To circumvent this situation, a new class of drugs that specifically targets certain molecular pathways leading to cancer phenotypes is being actively developed. The epidermal growth factor receptor (EGFR) pathways have been investigated as a potential target for cancer therapy because EGFR overexpression is frequently observed and associated with a poor prognosis or resistance to chemotherapy. Antibodies directed against the extracellular domain of EGFR (such as cetuximab, matuzumab and panitumab) and small-molecule tyrosine kinase inhibitors (TKIs) that target the kinase domain (such as gefitinib and erlotinib) are in clinical use or in a late developmental stage.
In the phase II trail of gefitinib and early clinical development, subgroups of patients who are of Asian origin, female sex, adenocarcinoma and no history of smoking have been significantly associated with a favourable response to TKIs (Fukuoka et al, 2003; Kris et al, 2003; Miller et al, 2004). An analysis of 1974 patients taken from the literature (Mitsudomi et al, 2006) indicated that the TKI response is significantly dependent on ethnicity (Caucasian 10% vs East Asians 33%), gender (male 13% vs female 33%), smoking history (never smoker 40% vs current/former smokers 11%), and histologic type (adenocarcinoma 29% vs nonadenocarcinoma 5%). However, it was not possible to predict gefitinib sensitivity by levels of EGFR overexpression, determined by immunohistochemistry or immunoblotting. The factors that determine gefitinib sensitivity have long been an enigma.
EGFR mutations
In 2004, it was found that a subset of pulmonary adenocarcinoma has somatic, activating mutations of the EGFR gene (Lynch et al, 2004; Paez et al, 2004; Pao et al, 2004). Following these initial reports, various groups confirmed and extended the findings that EGFR mutations are found in the first four exons of the tyrosine kinase (TK) domain of the EGFR gene and about 90% of these EGFR mutations are either short, in-frame deletions in exon 19 or point mutations that result in a substitution of arginine for leucine at amino acid 858 (L858R). EGFR mutations were predominantly found in female subjects, nonsmokers, adenocarcinomas, and Japanese patients (for review, see Mitsudomi et al, 2006). These patient characteristics precisely coincide with those with a high response rate to EGFR-TKIs described above. Of particular interest, EGFR mutation is the first molecular abnormality that is more frequent in nonsmoking patients with non-small cell lung cancer (NSCLC). However, this does not necessarily mean that smoking has a protective effect for EGFR mutations. Our case–control study revealed that lung cancers harbouring EGFR mutation appear to occur independent of tobacco smoking, whereas lung cancers without EGFR mutations are very much dependent on smoking dose (Matsuo et al, 2007). Apparent inverse relationship between smoking and EGFR mutations was thus due to dilutional effect of EGFR-mutated tumours by EGFR nonmutated tumours (Matsuo et al, 2007).
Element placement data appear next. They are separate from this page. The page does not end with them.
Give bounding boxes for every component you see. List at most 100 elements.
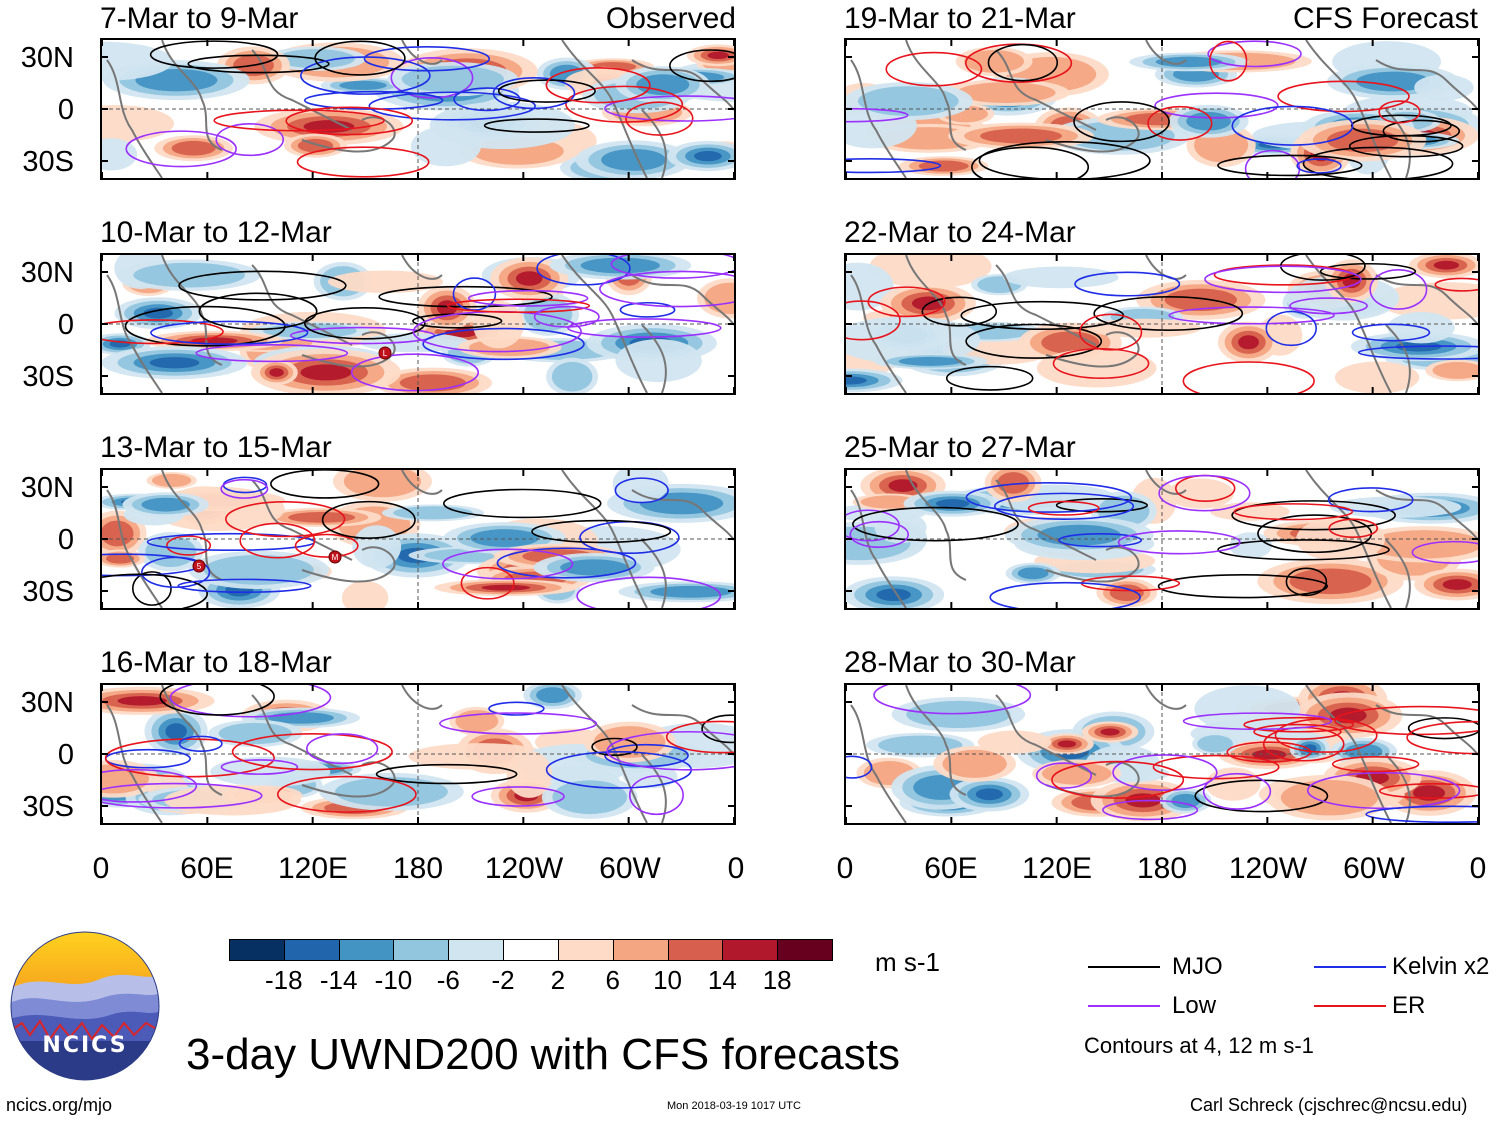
coastline <box>850 704 907 823</box>
negative-anomaly <box>470 529 539 547</box>
coastline <box>1305 470 1392 608</box>
wave-contour <box>1117 530 1241 555</box>
negative-anomaly <box>975 788 1003 801</box>
coastline <box>161 40 223 151</box>
axis-ticks <box>102 255 734 393</box>
positive-anomaly <box>1334 361 1420 393</box>
negative-anomaly <box>1017 567 1049 580</box>
colorbar-tick-label: 18 <box>762 965 792 995</box>
colorbar-swatch <box>557 939 614 961</box>
positive-anomaly <box>472 300 525 349</box>
panel-title: 25-Mar to 27-Mar <box>844 431 1076 464</box>
y-tick-label: 0 <box>57 524 74 556</box>
colorbar-tick-label: -2 <box>491 965 515 995</box>
coastline <box>1375 489 1478 541</box>
wave-contour <box>576 576 722 608</box>
wave-contour <box>195 344 349 363</box>
wave-contour <box>150 320 309 345</box>
storm-marker: L <box>378 346 392 360</box>
colorbar-tick-label: 14 <box>707 965 737 995</box>
coastline <box>1375 59 1478 111</box>
wave-contour <box>270 470 380 499</box>
positive-anomaly <box>977 730 1052 754</box>
negative-anomaly <box>552 780 628 815</box>
wave-contour <box>1365 805 1478 823</box>
negative-anomaly <box>650 585 732 598</box>
positive-anomaly <box>997 472 1030 494</box>
negative-anomaly <box>560 559 628 576</box>
wave-contour <box>1154 92 1279 119</box>
y-tick-label: 30N <box>20 257 74 289</box>
wave-contour <box>1285 567 1328 597</box>
panel-title: 16-Mar to 18-Mar <box>100 646 332 679</box>
wave-contour <box>102 782 263 809</box>
x-tick-label: 60E <box>924 852 978 885</box>
colorbar-swatch <box>722 939 779 961</box>
wave-contour <box>1233 503 1354 521</box>
panel-title: 13-Mar to 15-Mar <box>100 431 332 464</box>
wave-contour <box>1207 40 1302 68</box>
coastline <box>301 546 396 583</box>
wave-contour <box>321 500 416 539</box>
wave-contour <box>131 571 172 606</box>
wave-contour <box>965 323 1103 359</box>
coastline <box>905 255 967 366</box>
coastline <box>1045 331 1140 368</box>
coastline <box>631 704 734 756</box>
wave-contour <box>220 759 299 775</box>
x-tick-label: 120E <box>1021 852 1093 885</box>
wave-contour <box>314 40 406 76</box>
coastline <box>106 274 163 393</box>
wave-contour <box>606 730 734 771</box>
wave-contour <box>987 43 1059 82</box>
y-tick-label: 30S <box>22 361 74 393</box>
wave-contour <box>231 733 393 771</box>
negative-anomaly <box>1356 71 1431 92</box>
observed-label: Observed <box>605 2 736 35</box>
positive-anomaly <box>1366 530 1478 559</box>
wave-contour <box>446 298 591 314</box>
colorbar-tick-label: -10 <box>374 965 413 995</box>
negative-anomaly <box>636 74 690 96</box>
coastline <box>1045 546 1140 583</box>
coastline <box>401 685 443 710</box>
wave-contour <box>873 685 1032 715</box>
positive-anomaly <box>860 495 918 509</box>
positive-anomaly <box>269 368 284 377</box>
wave-contour <box>1055 497 1149 513</box>
negative-anomaly <box>876 588 911 602</box>
wave-contour <box>846 755 873 779</box>
y-tick-label: 0 <box>57 309 74 341</box>
negative-anomaly <box>878 735 963 755</box>
negative-anomaly <box>1344 743 1383 760</box>
negative-anomaly <box>694 150 722 162</box>
coastline <box>561 470 648 608</box>
logo-text: NCICS <box>42 1033 128 1058</box>
positive-anomaly <box>171 140 216 156</box>
colorbar-tick-label: 2 <box>550 965 566 995</box>
coastline <box>1305 40 1392 178</box>
y-tick-label: 30S <box>22 146 74 178</box>
positive-anomaly <box>1205 767 1261 801</box>
map-panel <box>844 253 1480 395</box>
wave-contour <box>220 478 269 499</box>
negative-anomaly <box>149 357 200 369</box>
wave-contour <box>1168 306 1335 325</box>
coastline <box>641 754 667 823</box>
anomaly-field <box>856 685 1477 822</box>
colorbar-tick-label: -14 <box>319 965 358 995</box>
wave-contour <box>375 763 518 785</box>
positive-anomaly <box>515 271 543 286</box>
negative-anomaly <box>401 65 504 93</box>
coastline <box>401 255 443 280</box>
wave-contour <box>1217 539 1390 561</box>
positive-anomaly <box>327 270 444 293</box>
coastline <box>631 489 734 541</box>
positive-anomaly <box>869 255 992 289</box>
ncics-url[interactable]: ncics.org/mjo <box>6 1095 113 1115</box>
wave-contour <box>125 130 237 168</box>
wave-contour <box>149 40 279 69</box>
wave-contour <box>1182 361 1315 393</box>
negative-anomaly <box>898 356 963 366</box>
positive-anomaly <box>1041 762 1112 785</box>
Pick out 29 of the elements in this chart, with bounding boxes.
When EGFR mutations were first reported, the most exciting finding was that lung cancer harbouring this genetic alteration showed a striking response to EGFR-TKIs (Lynch et al, 2004; Paez et al, 2004; Pao et al, 2004). According to the data for 1170 patients, more than 70% of NSCLCs with EGFR mutations respond to EGFR-TKIs, whereas 10% of tumours without EGFR mutations do so (Table 1). Furthermore, several investigators have reported that patients with EGFR mutations have a significantly longer survival than those with wild-type EGFR when treated with EGFR-TKIs (Table 1). However, data on predictors for survival are controversial. Some investigators claim that EGFR mutations are prognostic rather than predictive, because subset analysis of TRIBUTE or INTACT trials (comparing platinum chemotherapy with chemotherapy plus EGFR-TKI) indicated that patients with lung cancer having EGFR mutations did better even in patients treated only with chemotherapy (Bell et al, 2005; Eberhard et al, 2005). However, EGFR mutations was not a significant prognostic factor in an initial two large retrospective studies in surgically treated patients without gefitinib treatment (Kosaka et al, 2004; Shigematsu et al, 2005), although Shigematsu et al (2005) reported that patients with exon 19 deletion have significantly shorter survival than those with L858R, but this is not confirmed by other investigators so far. These results clearly show that EGFR mutations are important in determining EGFR-TKI sensitivity, although not perfect. High response rate in patients with EGFR mutations to gefitinib was confirmed in the recently published prospective phase II study (Inoue et al, 2006 and Table 1).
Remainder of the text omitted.